From the Nashville Post:
Gibson ‘running out of time — rapidly’
“Gibson Brands, Inc. today announced that the company made a $16.6 million coupon payment to holders of its $375 million, 8.875% senior secured notes due 2018.”
That simple statement issued a week ago — at all of 26 words, it’s less than a quarter the length of Gibson’s boilerplate company description that accompanied it — suggests a business-as-usual tone of a company taking care of its contractual commitments.
But the situation facing the iconic Nashville-based music instrument maker, which has annual revenues of more than $1 billion, is far from normal: CFO Bill Lawrence recently left the company after less than a year on the job and just six months before $375 million of senior secured notes will mature.

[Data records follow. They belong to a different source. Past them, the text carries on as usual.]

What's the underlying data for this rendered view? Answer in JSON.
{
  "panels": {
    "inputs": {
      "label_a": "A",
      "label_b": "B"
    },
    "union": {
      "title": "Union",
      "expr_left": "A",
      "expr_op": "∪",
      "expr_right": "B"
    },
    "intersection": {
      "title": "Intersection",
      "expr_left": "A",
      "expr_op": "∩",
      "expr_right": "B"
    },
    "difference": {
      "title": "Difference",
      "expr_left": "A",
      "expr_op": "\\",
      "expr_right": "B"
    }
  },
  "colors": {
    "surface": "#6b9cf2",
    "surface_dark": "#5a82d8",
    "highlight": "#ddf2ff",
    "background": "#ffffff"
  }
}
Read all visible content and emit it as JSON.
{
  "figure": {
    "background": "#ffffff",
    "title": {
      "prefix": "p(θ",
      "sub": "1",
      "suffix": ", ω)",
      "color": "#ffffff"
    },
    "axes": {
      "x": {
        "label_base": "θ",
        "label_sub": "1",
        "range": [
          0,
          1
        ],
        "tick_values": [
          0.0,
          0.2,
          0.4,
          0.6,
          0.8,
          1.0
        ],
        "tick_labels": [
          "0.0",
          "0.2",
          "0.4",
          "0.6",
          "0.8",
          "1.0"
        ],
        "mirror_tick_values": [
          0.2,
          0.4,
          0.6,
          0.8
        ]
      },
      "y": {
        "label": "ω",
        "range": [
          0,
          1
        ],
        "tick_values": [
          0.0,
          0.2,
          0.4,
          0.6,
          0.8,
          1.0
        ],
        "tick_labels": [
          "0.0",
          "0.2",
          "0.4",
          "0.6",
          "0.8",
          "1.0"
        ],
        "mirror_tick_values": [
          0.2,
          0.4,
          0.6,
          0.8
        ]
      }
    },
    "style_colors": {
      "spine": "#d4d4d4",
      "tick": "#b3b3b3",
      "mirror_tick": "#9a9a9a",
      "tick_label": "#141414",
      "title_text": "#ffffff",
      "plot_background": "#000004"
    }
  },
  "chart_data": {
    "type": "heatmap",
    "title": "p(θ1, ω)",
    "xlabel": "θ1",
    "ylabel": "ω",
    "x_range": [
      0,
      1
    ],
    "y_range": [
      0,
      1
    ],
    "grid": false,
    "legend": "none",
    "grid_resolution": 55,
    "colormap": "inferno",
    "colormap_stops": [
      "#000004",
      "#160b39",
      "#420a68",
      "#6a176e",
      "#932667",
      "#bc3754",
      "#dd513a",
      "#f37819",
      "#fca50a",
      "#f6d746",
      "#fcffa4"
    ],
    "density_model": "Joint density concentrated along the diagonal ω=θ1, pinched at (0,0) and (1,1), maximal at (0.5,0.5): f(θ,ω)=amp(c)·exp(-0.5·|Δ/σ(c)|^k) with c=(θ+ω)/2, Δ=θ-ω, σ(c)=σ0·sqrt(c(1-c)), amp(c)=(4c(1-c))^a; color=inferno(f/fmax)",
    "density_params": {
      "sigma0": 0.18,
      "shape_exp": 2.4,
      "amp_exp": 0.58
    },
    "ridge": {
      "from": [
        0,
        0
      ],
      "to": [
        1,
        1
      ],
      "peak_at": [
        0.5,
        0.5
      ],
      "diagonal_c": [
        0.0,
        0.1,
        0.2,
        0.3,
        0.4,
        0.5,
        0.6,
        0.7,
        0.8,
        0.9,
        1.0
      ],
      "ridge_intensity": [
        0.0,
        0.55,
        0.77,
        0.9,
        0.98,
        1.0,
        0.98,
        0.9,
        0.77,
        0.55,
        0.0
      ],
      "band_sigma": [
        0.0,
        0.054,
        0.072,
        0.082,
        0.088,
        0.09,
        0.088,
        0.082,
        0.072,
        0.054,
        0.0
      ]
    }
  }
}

On top of that, another $145 million in bank loans will come due immediately if those notes, issued in 2013, are not refinanced by July 23.
Less than six months out from those crucial deadlines, the prospects for an orderly refinancing — Gibson has hired investment bank Jefferies to help with that — look slim, observers say. And the alternative scenarios look likely to sideline longtime owner and CEO Henry Juszkiewicz.
“At the end of the day, someone will take control of this company — be it the debtors or the bondholders,” Debtwire reporter Reshmi Basu told the Post this week. “This has been a long time coming.”
Sheesh - they are an American Icon. There is no need for them to have been that deeply in hock except for poor management. Annual revenues of more than $1 billion? Come on - this is no way to run a company.